6100 sayılı Hukuk Muhakemeleri Kanunu (“HMK”) madde 367/2 “…Kişiler hukuku, aile hukuku ve taşınmaz mal ile ilgili ayni haklara ilişkin kararlar kesinleşmedikçe yerine getirilemez.” hükmüyle kesinleşmeden icra edilemeyecek mahkeme kararlarını düzenlemiştir.

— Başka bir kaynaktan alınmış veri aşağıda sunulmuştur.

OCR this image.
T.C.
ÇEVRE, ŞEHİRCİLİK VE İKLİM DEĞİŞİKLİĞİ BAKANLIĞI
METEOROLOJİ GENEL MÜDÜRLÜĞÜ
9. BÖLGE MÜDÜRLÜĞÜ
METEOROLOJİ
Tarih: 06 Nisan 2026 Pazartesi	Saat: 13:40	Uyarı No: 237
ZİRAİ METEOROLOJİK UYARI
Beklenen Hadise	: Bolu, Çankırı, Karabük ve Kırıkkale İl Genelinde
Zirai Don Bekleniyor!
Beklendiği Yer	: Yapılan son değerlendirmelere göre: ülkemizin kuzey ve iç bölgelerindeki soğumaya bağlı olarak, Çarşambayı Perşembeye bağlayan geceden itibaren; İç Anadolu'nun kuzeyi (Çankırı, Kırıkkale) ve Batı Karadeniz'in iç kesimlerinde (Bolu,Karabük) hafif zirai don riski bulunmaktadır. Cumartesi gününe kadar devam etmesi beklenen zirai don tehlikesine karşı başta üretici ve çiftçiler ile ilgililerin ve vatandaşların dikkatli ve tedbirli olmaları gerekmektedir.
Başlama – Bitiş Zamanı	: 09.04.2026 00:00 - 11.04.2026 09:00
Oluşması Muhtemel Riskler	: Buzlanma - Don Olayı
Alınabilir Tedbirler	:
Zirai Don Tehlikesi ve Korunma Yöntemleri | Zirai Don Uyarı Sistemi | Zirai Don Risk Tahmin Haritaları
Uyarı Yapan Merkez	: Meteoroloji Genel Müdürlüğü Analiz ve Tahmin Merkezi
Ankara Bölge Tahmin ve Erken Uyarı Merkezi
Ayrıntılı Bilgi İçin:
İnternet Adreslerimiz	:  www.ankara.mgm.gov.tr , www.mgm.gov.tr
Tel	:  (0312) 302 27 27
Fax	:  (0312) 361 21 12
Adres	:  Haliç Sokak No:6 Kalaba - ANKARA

Tapu iptal ve tescil davası yargılaması sonucunda yerel mahkemenin vermiş olduğu karar; HMK madde 367/2’de düzenlenen taşınmaz mal ile ilgili ayni haklara ilişkin kararlardan olacağı için bu kararların icrasında da kesinleşme şartı aranacaktır. İfade etmek gerekir ki, tapu kaydının iptali ve davacı adına tesciline ilişkin ilamların icra edilebilmesi için kesinleşme gerektiği gibi bu kararların eklentileri için de aynı şart aranacaktır. Yargıtay ve doktrin ilamların bir bütün olduğu anlayışı doğrultusunda, ilamda yer alan eklentilerin de icra edilmesi hususunda aynı düzenlemeye tabi olacağı anlayışında uyuşmaktadır.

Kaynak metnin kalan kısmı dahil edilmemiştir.